How to improve your skin during lockdown
Dr Nina says we should avoiding eating too much refined sugars and chocolate, because they will dehydrate the skin and can cause breakouts.
‘Eat plenty of fruit and vegetables, they will nourish your skin with a lot of vitamins, also eating plenty of dried fruits will help because of their high fibre content and antioxidants,’ she suggests.
‘This will help your digestive system get rid of toxins, great if you want to prevent spots and acne too.’
When it comes to technology, Dr Nina says it’s vital to make sure you’re taking breaks from being in front of screens.
‘Please make sure you are protecting your skin with a combination of Vitamin C and spf to bounce back more than 80% of UV rays,’ she adds.
‘Despite the very limited time allowed outside, make sure you apply religiously at least factor 40 + on your skin as the UV rays coming from the windows are enough to age your skin and create pigmentation.’
Dr Nina says that the extra time we have at home means you can spend some time perfecting your skincare routine, and there’s more chance you’ll be able to stick to it every night.
‘Make the most of self isolation to work on your skin texture, using prescribed medical grade retinol from your aesthetics doctor once or twice a week,’ she suggests.
‘Sunny holidays seem far away but we can rejuvenate our skin by applying this incredibly active ingredient which accelerate the new skin production. Even if we peel and have redness, we don’t have any events or parties to attend.’
Peeling and redness can be a normal side-effect when using retinol – particularly at first. It’s important to use SPF protection alongside retinol products, and start with a low concentration.
Dr Nina adds that lockdown is a great opportunity to work on your overall wellbeing, which can help to make your skin better too.
‘Relax make time for meditation, exercise or stress relief,’ she says. ‘Your skin will thank you!

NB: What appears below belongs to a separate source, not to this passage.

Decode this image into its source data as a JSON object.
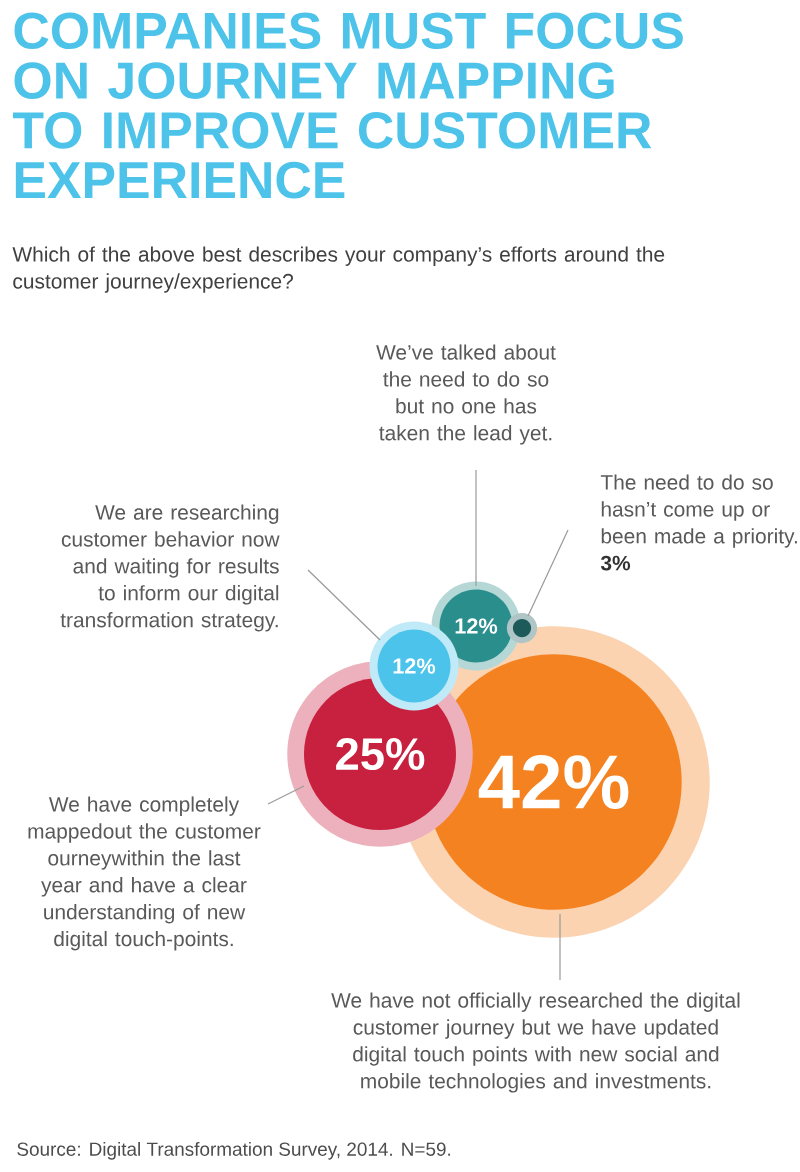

‘Go to bed early if you can and sleep. You can use this self isolation time as a retreat for your skin and mind.
‘The skin cells need time to renew and repair.’
Self-care is important at the moment, but don’t worry if you are breaking out or struggling with dryness.
If you have bigger things to worry about right now, that is completely understandable. But making little changes to help your skin will likely help to boost you overall health and mental wellbeing too.